Siehst du dein Leben als Autor schwarz? Sagt dir die innere Stimme: Dein Glück liegt nicht zwischen den Zeilen? Dann wird’s höchste Zeit, an dich zu glauben. Optimismus kann man lernen.


In der Nacht hat es mir zwei Stunden lang in mein Cabrio geregnet, beim Aufstehen habe ich mir vier Nägel abgebrochen, auf dem Weg ins Büro hat mich ein Polizist angeschrien. Meine Katze hat zum Frühstück meine Jause gefressen, ich habe mir ein Sardinensandwich gekauft und mir davon eine Fischvergiftung geholt. Am Vormittag habe ich meine Sonnenbrille verloren und den Termin beim Steuerberater versäumt. Am Nachmittag bin ich mit dem Stöckel in einem Kanaldeckel hängen geblieben und von meinem Chef zur Schnecke gemacht worden. Was für ein Tag. Und die ganze Zeit über sitzt diese blöde Kuh von Bloggerin da drüben auf ihrer Terrasse, schreibt ihren Text, als wäre es ein Einkaufszettel, und strahlt noch dazu, als hätte sie einen Brocken Sonne gefrühstückt. Hat die keine Probleme?


Wenn das ein Monolog ist, den Sie mitreden könnten, dann brauchen Sie etwas Hilfe. Das Geheimnis heißt Optimismus.


Fakt ist: Unser Gehirn vergisst nichts. An sich ist es ein Speicher mit unbegrenzter Kapazität, auch wenn wir sie nicht annähernd nutzen können. Was immer wir im Laufe eines Tages an Informationen aufnehmen, wird jedenfalls dort oben abgelegt.
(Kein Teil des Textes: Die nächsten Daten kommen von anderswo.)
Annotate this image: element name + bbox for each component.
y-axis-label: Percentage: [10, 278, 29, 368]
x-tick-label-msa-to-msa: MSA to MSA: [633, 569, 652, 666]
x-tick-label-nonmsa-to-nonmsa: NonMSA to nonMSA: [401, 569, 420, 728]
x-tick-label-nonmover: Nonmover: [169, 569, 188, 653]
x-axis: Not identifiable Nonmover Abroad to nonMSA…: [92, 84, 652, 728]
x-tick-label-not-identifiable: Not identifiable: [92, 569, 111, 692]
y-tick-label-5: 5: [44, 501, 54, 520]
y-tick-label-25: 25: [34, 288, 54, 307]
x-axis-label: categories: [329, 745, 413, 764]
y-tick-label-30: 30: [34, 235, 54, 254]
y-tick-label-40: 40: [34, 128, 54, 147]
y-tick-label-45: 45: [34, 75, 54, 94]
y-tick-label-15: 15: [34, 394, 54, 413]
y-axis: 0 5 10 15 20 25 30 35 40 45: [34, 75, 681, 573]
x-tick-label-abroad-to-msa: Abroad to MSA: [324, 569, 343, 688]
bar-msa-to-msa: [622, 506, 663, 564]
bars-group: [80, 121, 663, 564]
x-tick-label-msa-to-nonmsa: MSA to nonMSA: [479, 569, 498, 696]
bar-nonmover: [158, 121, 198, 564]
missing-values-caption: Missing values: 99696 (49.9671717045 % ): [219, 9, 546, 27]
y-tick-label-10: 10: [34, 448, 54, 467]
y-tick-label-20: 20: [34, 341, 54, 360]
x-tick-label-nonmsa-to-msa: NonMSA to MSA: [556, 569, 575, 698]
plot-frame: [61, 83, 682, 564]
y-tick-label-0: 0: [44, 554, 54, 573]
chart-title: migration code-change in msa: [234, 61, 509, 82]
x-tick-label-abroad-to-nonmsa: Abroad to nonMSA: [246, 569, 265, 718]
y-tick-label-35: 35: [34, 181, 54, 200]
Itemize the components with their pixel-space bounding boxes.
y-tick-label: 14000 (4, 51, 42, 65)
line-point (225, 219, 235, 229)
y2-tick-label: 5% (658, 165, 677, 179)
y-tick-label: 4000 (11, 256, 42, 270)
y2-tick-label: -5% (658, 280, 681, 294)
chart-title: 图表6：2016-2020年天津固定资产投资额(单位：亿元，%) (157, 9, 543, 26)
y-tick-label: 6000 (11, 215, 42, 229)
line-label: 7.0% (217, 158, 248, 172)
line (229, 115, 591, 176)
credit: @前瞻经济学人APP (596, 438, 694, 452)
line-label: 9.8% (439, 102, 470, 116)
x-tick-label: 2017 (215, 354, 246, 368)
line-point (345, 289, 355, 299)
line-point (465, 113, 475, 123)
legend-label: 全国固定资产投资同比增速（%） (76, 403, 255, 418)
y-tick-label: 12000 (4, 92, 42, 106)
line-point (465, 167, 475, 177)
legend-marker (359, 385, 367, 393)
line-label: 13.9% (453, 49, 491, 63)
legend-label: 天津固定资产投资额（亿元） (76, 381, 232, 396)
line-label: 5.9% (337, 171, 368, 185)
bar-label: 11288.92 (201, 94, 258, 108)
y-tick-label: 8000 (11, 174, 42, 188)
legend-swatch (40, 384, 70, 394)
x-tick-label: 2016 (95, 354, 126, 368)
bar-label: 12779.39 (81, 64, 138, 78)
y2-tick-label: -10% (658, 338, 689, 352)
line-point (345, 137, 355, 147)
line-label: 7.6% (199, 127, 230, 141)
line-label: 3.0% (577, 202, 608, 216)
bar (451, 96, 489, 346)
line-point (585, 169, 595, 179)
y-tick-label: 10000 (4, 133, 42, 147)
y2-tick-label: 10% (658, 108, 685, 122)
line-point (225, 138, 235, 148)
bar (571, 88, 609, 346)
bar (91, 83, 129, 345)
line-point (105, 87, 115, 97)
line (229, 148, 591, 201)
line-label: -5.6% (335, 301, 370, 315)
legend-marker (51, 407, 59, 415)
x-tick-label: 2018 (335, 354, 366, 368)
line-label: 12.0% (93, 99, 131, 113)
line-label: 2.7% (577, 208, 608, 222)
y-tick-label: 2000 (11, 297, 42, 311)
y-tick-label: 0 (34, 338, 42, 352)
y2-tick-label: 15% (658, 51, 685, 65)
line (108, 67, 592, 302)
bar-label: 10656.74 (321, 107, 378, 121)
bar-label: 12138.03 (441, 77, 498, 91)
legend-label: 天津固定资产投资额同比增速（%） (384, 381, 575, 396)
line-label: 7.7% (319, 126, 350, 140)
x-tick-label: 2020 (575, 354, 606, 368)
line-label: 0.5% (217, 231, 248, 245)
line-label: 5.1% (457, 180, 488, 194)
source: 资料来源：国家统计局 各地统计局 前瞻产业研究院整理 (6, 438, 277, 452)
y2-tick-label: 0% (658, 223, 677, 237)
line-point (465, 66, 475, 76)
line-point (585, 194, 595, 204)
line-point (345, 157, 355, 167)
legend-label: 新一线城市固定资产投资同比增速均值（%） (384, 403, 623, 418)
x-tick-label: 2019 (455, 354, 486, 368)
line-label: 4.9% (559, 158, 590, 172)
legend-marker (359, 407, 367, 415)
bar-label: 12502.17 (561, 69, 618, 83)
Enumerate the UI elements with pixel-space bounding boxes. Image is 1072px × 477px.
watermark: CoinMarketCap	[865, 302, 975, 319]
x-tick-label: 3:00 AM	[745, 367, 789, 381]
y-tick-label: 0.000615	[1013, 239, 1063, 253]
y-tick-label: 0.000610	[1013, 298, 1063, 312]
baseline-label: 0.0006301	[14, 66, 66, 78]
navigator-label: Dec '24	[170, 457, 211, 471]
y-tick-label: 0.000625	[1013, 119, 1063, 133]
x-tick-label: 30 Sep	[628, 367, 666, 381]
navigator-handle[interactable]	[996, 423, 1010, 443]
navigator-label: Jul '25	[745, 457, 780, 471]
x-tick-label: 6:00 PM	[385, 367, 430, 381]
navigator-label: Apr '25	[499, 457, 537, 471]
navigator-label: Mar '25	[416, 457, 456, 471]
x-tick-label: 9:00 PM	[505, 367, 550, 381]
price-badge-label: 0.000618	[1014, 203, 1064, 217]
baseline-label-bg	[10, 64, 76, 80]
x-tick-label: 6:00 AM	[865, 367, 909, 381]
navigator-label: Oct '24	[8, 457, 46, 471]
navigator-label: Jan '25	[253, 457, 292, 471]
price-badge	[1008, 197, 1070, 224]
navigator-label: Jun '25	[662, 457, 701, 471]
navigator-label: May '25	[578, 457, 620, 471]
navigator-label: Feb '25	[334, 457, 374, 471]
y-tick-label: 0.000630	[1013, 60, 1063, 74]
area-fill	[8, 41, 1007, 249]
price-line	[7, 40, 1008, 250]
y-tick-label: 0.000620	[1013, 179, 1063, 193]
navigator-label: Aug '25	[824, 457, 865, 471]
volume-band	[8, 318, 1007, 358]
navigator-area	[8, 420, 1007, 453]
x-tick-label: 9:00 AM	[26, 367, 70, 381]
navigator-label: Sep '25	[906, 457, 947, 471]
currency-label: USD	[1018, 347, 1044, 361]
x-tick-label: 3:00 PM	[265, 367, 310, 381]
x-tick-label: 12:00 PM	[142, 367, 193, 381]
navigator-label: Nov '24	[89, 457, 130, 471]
Was nicht heißt, dass wir jederzeit Zugriff darauf haben. Müssen wir auch nicht. Beim modernen Menschen rauschen täglich elf Millionen Sinneseindrücke pro Sekunde herein, vierzig davon werden verarbeitet, der Rest fällt unter Schrott oder wartet auf seinen Auftritt, mitunter ein Leben lang.

Zum Vergleich: Unsere Urzeit-Vorfahren dachten im Kampf ums Überleben und Fortpflanzen in maximal zehn bis zwanzig Bildern täglich. Im Mittelalter kamen die Menschen auf zweihundert Bilder, mehr brauchte es nicht.

Der heutige Mensch saugt hingegen aus unzähligen Quellen Informationen auf. Gewollt oder ungewollt. Und all diese Informationen zwischen Aufstehen und Einschlafen wandern in sein Bewusstsein und von dort ins Unterbewusstsein, von wo sie jederzeit zurückkehren, uns das Leben schwer machen und uns glauben machen können, dass wir nichts können. Schon gar nicht schreiben.


  • Feind Nummer eins: Hüte dich vor Miesmachern. Zum Beispiel vor den guten Bekannten, die ein Gespräch damit beginnen, wie schlecht du nach einer durchgeschriebenen Nacht ausschaust. Du wirst es irgendwann selbst glauben. Der Rat des Optimisten: Tapp nicht in die Falle der sich selbst erfüllenden Prophezeiung.

  • Feind Nummer zwei: Mach einen Bogen um alle, die gerne Hiobsbotschaften überbringen. Sie kennen die aktuellen Erkenntnisse über Schreibblockaden und wissen auch schon, wer davon betroffen ist. Der Rat des Optimisten: Ohren zu und weiterschreiben.

  • Feind Nummer drei: Vorsicht vor den Selbstzerstörern. Man erkennt sie an der Gewitterwolke über ihrem Kopf. Sie ziehen das Unheil an und teilen es jedem, den es nicht interessiert, mit. Der Mechanismus ist vor allem bei Menschen zu erkennen, die viel mehr Zeit haben als du, weniger Dank und Anerkennung für ihre Arbeit bekommen und mit Vorliebe prophezeien, dass dein Text ohnehin nie fertig wird. Der Rat des Optimisten: Die Schreckensnachricht eines Selbstzerstörers gehört überhört.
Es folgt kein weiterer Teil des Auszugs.